美術館には収蔵作品の収集、調査研究、展示企画を行う専門職がいる。それがキュレーター。横山さんのお仕事だ。
ただ、横山さんの職場であるM+は一味違う。M+という名称の「プラス」は「従来の美術館が扱うアートの枠にとどまらない」という意味。アジア初のヴィジュアル・カルチャー美術館として、伝統的な美術の捉え方にこだわらず、学際的な視点で作品を捉えなおすという方針をとっている。
郭培(グオ・ペイ)氏とともに。M+会場にて。(Photo: Winnie Yeung @ Visual Voices, Image Courtesy of M+, Hong Kong)
前述の郭培の展覧会は、横山さんが手がけた企画のひとつ。
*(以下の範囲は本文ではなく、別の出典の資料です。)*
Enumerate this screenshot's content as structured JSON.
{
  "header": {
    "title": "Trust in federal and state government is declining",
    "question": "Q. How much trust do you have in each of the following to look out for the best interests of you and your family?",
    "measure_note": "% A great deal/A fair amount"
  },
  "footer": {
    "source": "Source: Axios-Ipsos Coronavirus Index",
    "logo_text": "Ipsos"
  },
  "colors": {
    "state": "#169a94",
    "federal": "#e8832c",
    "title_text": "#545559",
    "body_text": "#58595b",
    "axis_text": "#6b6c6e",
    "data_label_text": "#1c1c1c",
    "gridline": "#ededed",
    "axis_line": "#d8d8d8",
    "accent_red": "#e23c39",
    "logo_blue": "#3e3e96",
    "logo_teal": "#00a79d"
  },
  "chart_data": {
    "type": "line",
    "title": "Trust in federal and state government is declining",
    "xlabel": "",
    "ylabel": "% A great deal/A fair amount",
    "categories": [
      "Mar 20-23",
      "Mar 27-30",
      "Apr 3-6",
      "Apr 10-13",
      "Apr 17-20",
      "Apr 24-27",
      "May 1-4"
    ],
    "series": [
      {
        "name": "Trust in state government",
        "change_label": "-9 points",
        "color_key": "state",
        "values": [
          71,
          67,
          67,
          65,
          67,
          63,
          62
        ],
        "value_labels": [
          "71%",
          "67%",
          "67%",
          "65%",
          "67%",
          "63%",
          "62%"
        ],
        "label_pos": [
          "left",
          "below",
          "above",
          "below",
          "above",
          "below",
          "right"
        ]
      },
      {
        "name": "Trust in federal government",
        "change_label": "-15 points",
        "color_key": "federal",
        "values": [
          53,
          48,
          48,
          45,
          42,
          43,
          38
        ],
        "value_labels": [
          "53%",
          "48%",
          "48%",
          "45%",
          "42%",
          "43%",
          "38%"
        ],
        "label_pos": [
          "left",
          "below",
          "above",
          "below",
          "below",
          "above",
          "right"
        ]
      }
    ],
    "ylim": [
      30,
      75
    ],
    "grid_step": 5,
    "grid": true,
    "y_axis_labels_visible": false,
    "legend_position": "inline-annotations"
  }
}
ここで展示されているのはまばゆいクチュールドレスの数々だが、横山さんは、文化革命で失われた中国の伝統工芸の復活までをリサーチし、欧州と東洋の服飾文化の歴史、ひいては現代のファストファッションへ疑問を感じて欲しいといった社会的メッセージを込めた。「服飾デザインのひとつをとっても、地域情勢、政治、環境問題といった社会問題と切っても切り離せない」と、新しい視点をもたらしてくれるのだ。
郭培(グオ・ペイ)氏の展覧会「Guo Pei: Fashioning Imagination」より。(Photo: Dan Leung, Image courtesy of M+, Hong Kong)
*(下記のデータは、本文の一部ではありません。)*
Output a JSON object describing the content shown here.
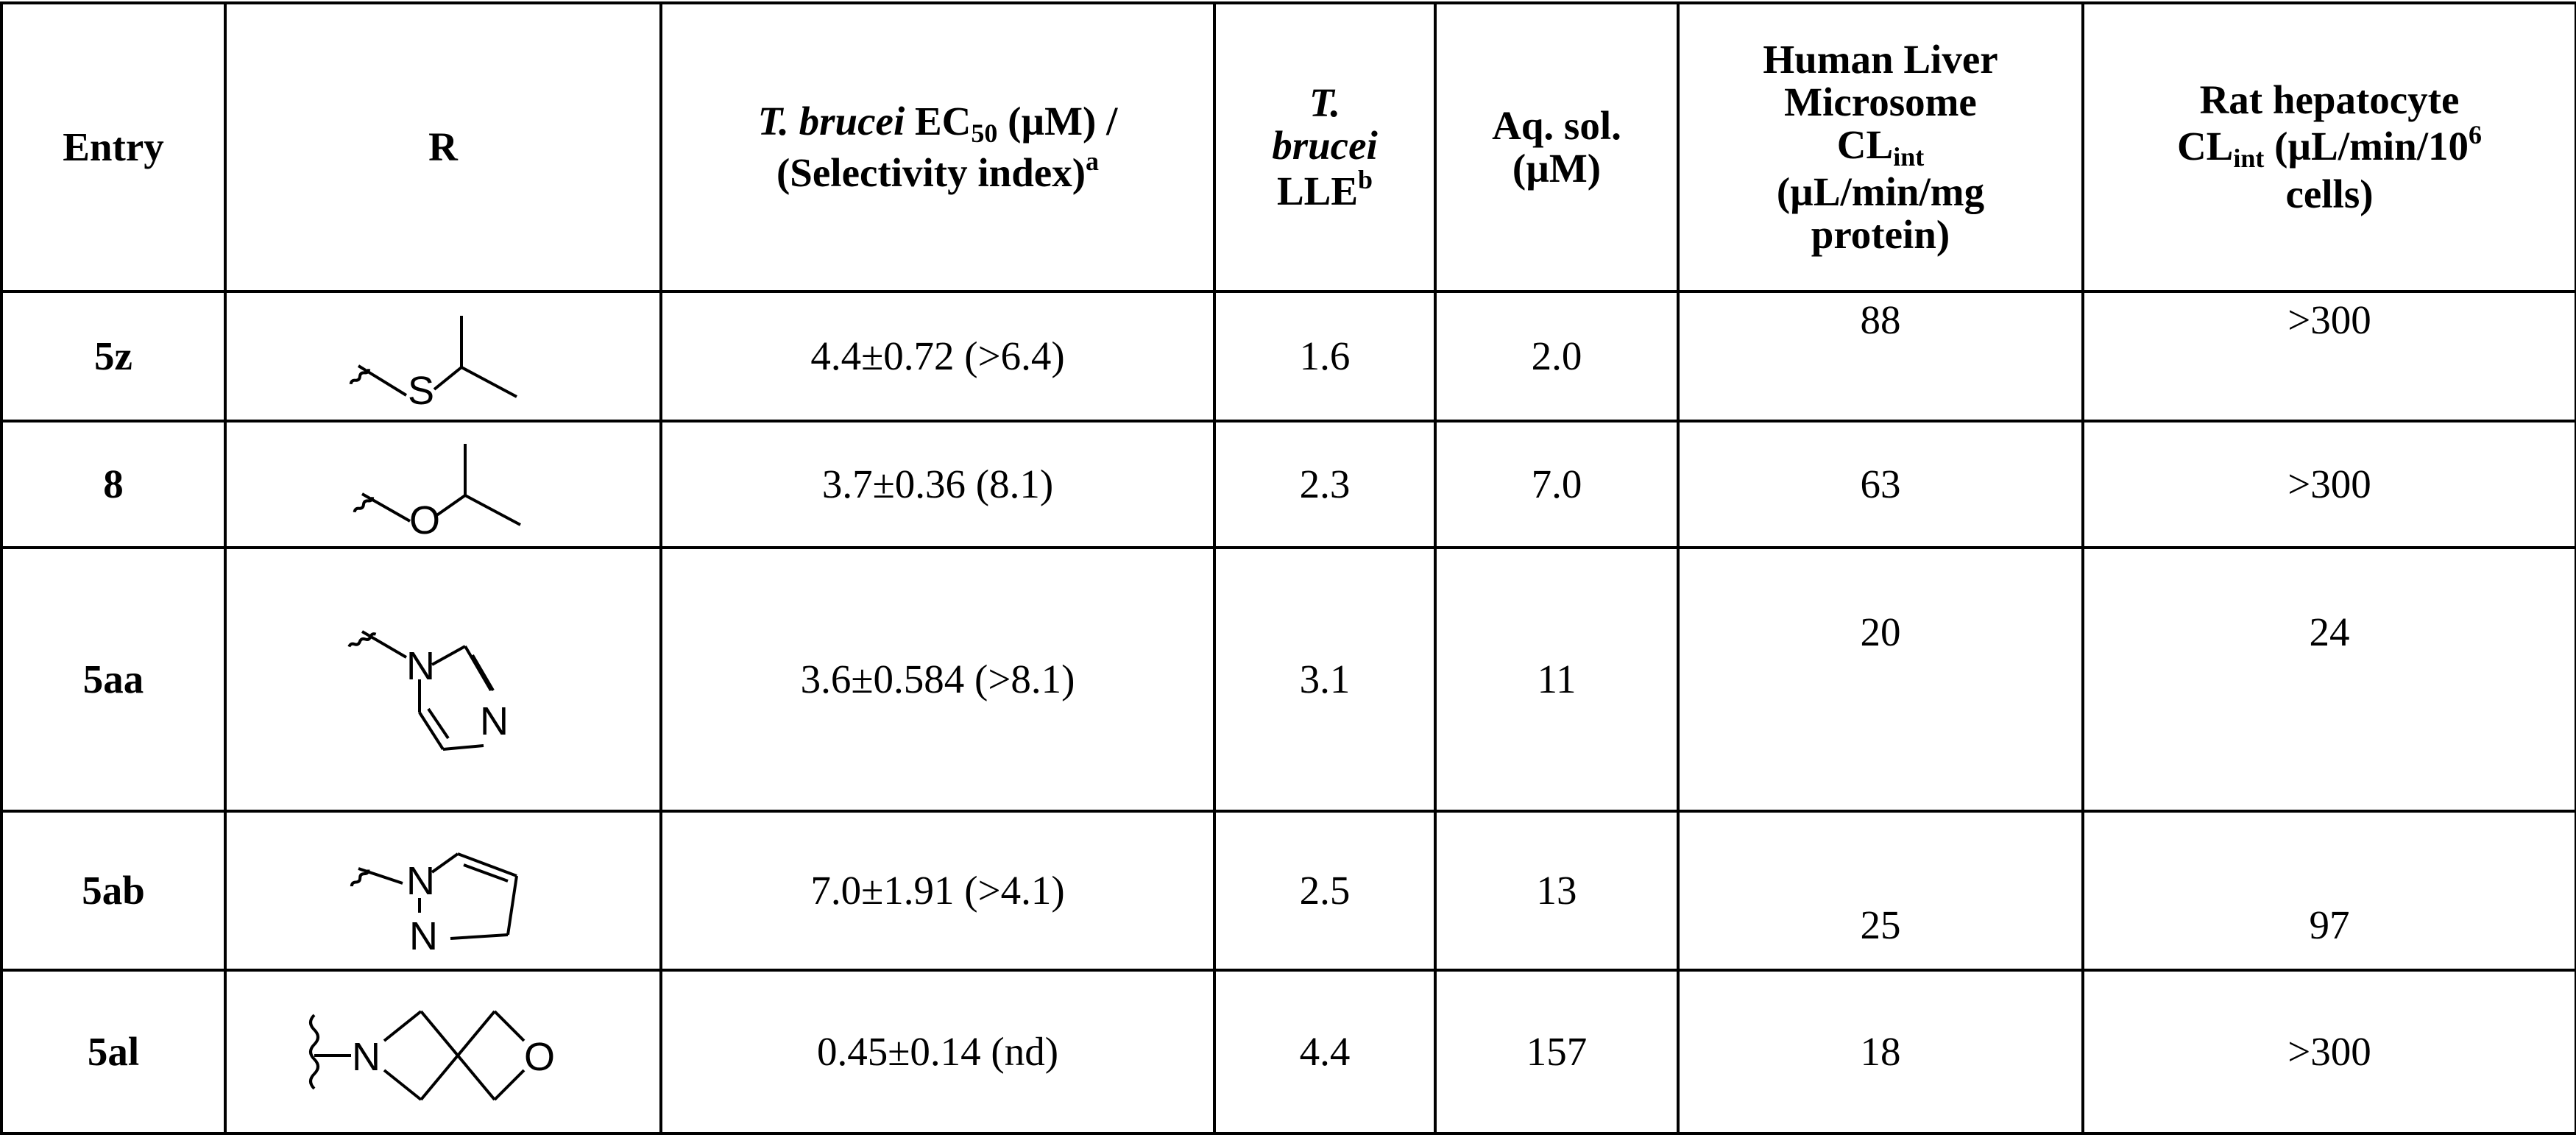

(Photo: Dan Leung, Image courtesy of M+, Hong Kong)
<作家活動からキュレーターの世界へ>
「わたしはラッキーなことに、仕事と趣味が完全に一致してるんです」と語る横山さん。楽しそうに作品を案内していた姿も、さもありなんだ。しかし、彼女がキュレーターという職業に巡り合ったのは意外にも遅い。もともと彼女は椅子のデザインをやってみたいと日本の美術大学の工業デザイン科に入り、さらにスウェーデンの美術学校を卒業し、同国でパブリックアートの作家として社会に出たという経歴を持つ。キュレーターを目指したのはその後なのだ。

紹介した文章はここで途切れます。